- Born: 21 April 1948 (age 78) Varaždin, PR Croatia, FPR Yugoslavia (modern Croatia)
- Occupation: Cinematographer
- Years active: 1980–present

= Goran Trbuljak =

Croatian cinematographer (born 1948)

Goran Trbuljak (born 21 April 1948 in Varaždin) is a Croatian cinematographer, photographer and conceptual artist.

Trbuljak had first studied at the graphic arts department of the Zagreb Academy of Fine Arts, where he graduated from in 1972. After spending two years of apprenticeship at the École Nationale Supérieure des Beaux-Arts in Paris, he returned to Croatia and enrolled at the Zagreb Academy of Drama Arts and studied cinematography until he graduated in 1980.

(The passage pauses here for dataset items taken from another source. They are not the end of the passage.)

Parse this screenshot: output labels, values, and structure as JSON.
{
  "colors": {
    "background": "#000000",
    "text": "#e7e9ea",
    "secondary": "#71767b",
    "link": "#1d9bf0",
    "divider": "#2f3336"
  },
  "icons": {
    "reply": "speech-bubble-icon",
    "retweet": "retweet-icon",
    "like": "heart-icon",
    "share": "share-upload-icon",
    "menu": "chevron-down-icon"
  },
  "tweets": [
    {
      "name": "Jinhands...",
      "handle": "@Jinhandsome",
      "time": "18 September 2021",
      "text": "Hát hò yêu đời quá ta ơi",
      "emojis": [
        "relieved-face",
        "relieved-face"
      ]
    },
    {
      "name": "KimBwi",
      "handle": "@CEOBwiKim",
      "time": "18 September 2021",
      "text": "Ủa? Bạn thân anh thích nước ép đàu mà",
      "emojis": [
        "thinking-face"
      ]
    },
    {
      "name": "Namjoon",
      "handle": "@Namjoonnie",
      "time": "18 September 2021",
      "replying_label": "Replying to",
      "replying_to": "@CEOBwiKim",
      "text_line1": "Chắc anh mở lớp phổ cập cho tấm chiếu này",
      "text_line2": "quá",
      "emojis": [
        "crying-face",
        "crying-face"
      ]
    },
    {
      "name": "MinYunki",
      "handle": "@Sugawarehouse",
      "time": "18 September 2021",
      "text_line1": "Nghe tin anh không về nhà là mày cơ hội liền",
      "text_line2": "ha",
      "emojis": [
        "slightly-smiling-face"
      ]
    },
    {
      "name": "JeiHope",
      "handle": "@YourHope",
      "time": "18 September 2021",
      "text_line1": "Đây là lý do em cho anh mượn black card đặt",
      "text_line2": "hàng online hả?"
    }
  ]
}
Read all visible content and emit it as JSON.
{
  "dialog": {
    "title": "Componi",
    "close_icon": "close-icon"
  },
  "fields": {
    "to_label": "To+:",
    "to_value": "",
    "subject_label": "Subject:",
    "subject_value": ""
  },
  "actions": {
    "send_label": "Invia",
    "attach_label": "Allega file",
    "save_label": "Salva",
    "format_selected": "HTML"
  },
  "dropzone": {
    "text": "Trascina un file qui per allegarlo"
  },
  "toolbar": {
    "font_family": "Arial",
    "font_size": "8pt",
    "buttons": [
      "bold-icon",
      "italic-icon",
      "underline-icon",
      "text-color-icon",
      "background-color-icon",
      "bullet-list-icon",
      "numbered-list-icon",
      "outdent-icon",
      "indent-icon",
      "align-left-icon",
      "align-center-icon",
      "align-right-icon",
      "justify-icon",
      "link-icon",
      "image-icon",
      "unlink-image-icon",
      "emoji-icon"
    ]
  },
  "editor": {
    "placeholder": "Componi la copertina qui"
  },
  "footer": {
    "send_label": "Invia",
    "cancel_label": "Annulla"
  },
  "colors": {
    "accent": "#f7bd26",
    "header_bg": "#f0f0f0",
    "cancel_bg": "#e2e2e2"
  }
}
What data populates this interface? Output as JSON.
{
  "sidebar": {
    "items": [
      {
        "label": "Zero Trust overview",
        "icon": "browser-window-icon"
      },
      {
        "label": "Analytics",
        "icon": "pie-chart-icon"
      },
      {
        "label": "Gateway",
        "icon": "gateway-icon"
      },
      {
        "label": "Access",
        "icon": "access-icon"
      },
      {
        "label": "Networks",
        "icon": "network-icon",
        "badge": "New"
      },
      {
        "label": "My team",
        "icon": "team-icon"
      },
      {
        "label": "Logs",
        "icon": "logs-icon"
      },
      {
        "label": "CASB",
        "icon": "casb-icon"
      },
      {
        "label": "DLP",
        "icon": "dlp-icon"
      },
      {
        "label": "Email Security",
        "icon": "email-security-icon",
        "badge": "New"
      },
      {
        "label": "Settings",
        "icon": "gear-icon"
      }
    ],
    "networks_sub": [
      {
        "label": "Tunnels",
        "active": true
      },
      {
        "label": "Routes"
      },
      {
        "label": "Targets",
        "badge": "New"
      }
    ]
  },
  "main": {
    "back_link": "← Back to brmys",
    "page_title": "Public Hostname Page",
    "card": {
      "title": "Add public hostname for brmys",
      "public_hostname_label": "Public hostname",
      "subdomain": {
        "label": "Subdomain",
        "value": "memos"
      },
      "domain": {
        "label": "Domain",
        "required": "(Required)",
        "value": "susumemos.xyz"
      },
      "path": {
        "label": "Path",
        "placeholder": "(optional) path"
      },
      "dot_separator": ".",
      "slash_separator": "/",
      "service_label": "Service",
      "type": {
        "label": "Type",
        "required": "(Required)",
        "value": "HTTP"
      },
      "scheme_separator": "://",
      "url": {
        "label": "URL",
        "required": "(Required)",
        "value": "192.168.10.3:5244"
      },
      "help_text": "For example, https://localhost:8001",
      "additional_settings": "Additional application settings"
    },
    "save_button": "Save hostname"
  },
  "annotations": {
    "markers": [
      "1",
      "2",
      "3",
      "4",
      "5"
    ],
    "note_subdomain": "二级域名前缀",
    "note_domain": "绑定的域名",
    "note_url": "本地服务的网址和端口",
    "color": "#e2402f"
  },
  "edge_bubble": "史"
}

His filmmaking career started in 1980 with Ante Babaja's film Lost Homeland (Izgubljeni zavičaj), after which he went on to shoot some 25 feature films, as well as a number of television films and series. Trbuljak worked with many prominent Croatian directors, such as Branko Schmidt, Zvonimir Berković, Krsto Papić, Zoran Tadić, Davor Žmegač, and others. He is also a five-time winner of the Golden Arena for Best Cinematography award at the Pula Film Festival, the national film awards festival.

Trbuljak also worked as a graphic designer for a number of notable magazines, such as Film, Polet and Gordogan, and wrote articles about film, photography and arts for popular dailies and weeklies such as Globus and Slobodna Dalmacija. In addition, he has been teaching at the Zagreb Academy of Drama Arts since 1988.

Trbuljak has also made significant contribution to Croatian conceptual art since early 70s, exhibiting highly intriguing works that bend the boundaries between written word, theory, painting and photography.